# Spero ,Ellerman Wilson Line.



## redgreggie (Jun 13, 2005)

ro-ro ferry operating between hull and gothenburg, i was on it for a year, i probably joined in late '68.
the ship had a fantastic social life, we were allowed to take passengers down to the crew bar which was run by the catering guys, in fact we didn't see too many deck crew in there.
the bar was always full to bursting during the season, with stewards and the passengers that the stewards had invited.
also, and just as important, was the football team, we trained in the winter at a place called "rosehill",and in the summer we were in a league, which was open to all nationalities, we played all of the games at rosehill.there were hundreds of ships in the league, a special points system had to be devised whereby you got bonus for beating a team that was high in the league, bonus's for scoring lots of goals etc.
each team was only allowed to play 7 league matches and they threw a special dinner and presentation for the winners. we were in the lead, well in the lead, after playing 5 league games, we would only play league matches against the top teams, we were winning with scores like 14-0, we seemed unbeatable, our swedish "mentor" stig danielson couldn't see anyone beating us.........................i was sacked from the ship for turning too late once too often............i saw some of my old ship mates........ we lost our last 2 league games, but still finished as the highest placed british ship.
we were presented with a pocket knife ( i believe) and a medal with a swedish ribbon on it. i got the medal, from george, the restaurant manager, but not the knife. i don't even have the medal now.
i'd love to chat to some of the team or anyone who use to watch us play.
who knows?


----------



## trotterdotpom (Apr 29, 2005)

In about 1973 the bosun from Spero (either her or her successor) stayed at Anchor House, Hull, while on leave.

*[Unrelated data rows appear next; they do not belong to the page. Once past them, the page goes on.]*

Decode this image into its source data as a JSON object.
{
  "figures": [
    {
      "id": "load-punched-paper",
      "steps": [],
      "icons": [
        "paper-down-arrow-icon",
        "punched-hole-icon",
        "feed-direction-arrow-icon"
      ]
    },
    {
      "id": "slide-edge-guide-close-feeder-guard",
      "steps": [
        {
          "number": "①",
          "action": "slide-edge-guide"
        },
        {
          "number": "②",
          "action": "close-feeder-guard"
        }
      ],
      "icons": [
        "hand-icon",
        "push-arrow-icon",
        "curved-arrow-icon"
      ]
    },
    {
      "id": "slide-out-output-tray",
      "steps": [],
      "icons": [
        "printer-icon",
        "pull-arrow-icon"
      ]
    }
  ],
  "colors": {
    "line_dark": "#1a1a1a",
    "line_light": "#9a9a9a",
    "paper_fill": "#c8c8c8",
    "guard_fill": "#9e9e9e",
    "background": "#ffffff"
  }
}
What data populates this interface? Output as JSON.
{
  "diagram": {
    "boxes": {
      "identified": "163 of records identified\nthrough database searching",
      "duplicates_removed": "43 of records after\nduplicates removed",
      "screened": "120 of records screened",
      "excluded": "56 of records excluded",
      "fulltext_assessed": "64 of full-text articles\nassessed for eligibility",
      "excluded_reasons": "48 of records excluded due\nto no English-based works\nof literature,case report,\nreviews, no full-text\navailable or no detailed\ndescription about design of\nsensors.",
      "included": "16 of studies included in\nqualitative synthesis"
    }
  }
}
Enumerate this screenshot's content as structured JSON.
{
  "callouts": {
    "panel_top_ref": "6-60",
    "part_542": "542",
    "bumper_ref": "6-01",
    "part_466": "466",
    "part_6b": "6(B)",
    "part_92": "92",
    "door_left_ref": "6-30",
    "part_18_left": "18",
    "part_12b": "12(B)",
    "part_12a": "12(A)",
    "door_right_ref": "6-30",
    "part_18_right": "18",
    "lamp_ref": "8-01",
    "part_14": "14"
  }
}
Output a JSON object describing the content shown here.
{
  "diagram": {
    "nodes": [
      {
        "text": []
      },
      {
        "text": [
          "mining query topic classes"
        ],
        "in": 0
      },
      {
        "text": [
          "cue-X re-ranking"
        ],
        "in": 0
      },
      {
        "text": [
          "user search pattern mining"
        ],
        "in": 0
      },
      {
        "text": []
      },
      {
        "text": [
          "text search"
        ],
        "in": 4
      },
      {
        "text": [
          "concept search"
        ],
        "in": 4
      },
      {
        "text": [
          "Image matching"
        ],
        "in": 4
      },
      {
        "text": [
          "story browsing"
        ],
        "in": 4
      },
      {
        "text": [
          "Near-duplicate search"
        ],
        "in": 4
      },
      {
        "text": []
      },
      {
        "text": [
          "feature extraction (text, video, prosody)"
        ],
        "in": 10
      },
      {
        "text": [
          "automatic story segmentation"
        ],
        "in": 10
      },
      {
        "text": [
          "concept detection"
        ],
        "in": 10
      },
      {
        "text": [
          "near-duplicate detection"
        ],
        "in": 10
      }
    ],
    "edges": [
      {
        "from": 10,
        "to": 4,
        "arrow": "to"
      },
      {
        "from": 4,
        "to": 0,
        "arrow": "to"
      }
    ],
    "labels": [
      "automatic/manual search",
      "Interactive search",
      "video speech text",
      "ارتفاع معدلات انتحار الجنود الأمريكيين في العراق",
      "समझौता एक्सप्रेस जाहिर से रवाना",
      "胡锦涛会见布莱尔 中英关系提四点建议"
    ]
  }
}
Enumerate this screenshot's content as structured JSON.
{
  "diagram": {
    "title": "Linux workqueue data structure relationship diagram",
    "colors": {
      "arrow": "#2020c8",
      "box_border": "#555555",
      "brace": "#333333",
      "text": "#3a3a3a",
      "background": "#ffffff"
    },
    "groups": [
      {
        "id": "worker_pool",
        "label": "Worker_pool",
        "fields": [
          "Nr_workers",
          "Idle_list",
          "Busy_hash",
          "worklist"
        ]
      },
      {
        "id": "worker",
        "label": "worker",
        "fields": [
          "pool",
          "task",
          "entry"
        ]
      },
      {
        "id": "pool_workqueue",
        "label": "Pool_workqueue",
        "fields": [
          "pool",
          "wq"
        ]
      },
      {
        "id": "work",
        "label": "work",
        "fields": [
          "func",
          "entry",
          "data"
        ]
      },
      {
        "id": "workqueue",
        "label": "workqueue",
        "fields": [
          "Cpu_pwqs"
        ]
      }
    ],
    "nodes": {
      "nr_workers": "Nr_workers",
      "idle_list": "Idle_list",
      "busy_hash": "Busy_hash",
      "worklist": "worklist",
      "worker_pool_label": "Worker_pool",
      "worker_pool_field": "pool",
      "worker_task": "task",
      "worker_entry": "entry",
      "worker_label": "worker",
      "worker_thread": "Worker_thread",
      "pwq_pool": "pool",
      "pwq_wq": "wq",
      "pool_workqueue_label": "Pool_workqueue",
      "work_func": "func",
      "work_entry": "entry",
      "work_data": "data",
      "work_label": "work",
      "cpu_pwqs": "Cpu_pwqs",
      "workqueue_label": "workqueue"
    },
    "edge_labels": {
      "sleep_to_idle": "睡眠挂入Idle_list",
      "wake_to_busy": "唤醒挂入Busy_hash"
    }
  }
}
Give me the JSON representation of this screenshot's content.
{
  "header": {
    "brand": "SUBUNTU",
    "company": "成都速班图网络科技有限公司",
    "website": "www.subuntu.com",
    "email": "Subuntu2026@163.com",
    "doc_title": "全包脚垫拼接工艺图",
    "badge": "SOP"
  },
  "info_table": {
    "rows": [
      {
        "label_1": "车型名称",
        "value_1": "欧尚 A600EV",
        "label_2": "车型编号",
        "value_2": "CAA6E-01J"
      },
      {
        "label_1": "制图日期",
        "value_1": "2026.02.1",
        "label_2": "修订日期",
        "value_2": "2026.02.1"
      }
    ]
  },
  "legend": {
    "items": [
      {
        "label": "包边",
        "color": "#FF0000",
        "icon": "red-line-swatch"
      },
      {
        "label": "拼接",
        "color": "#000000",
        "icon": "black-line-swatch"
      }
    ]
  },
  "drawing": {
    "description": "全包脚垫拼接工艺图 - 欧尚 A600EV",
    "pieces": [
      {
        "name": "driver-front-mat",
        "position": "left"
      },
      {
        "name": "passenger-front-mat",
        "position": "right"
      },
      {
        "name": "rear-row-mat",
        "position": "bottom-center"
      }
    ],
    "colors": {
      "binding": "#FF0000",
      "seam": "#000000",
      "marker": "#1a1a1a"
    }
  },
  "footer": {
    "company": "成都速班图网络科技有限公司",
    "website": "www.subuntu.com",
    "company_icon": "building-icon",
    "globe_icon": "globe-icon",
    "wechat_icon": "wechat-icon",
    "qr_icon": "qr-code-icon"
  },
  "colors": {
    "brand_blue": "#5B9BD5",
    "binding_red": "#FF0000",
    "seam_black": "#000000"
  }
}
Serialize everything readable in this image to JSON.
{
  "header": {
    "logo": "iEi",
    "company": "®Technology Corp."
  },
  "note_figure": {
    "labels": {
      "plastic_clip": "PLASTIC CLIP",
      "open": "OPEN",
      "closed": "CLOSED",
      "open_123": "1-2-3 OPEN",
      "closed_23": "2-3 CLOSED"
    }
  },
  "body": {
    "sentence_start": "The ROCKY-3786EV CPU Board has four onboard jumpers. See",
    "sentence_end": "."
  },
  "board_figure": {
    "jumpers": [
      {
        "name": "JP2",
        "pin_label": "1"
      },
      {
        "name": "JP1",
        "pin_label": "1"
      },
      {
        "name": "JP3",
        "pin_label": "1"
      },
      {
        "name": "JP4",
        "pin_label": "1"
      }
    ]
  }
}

Sorry can't remember his name but he'd been there for years. He told me about a sleazy Swede who came on board in Gothenburg and set up his cine equipment in the mess and showed a stack of blue movies to the crew. The show was greeted with plenty of laughs and ribald comments from the appreciative lads. While packing up his gear, the Swede said: "Right, who wants to be in one?" He turned round to see and empty mess room! Gentler days?

John T.


----------



## cambria49 (May 11, 2005)

She was of course broken up at Alang last year.

Rgds,

Justin


----------



## redgreggie (Jun 13, 2005)

trotterdotpom said:


> In about 1973 the bosun from Spero (either her or her successor) stayed at Anchor House, Hull, while on leave. Sorry can't remember his name but he'd been there for years. He told me about a sleazy Swede who came on board in Gothenburg and set up his cine equipment in the mess and showed a stack of blue movies to the crew. The show was greeted with plenty of laughs and ribald comments from the appreciative lads. While packing up his gear, the Swede said: "Right, who wants to be in one?" He turned round to see and empty mess room! Gentler days?
> 
> John T.


The bosun, was a tallish, thin chap, a Swede I believe, he now and again went on a bender, you always knew when he had been on one as he use to polish off a can ( or two ) of conny onny.
The Swede who use to come on board with the porn was affectionately known as Pete the Peddlar, no one ever use to buy anything of the porn, though if I remember correctly he use to do some trade in watches, one day someone knocked a mug of coffee over the whole selection of porn, Pete was none too happy.
Happy days eh!


----------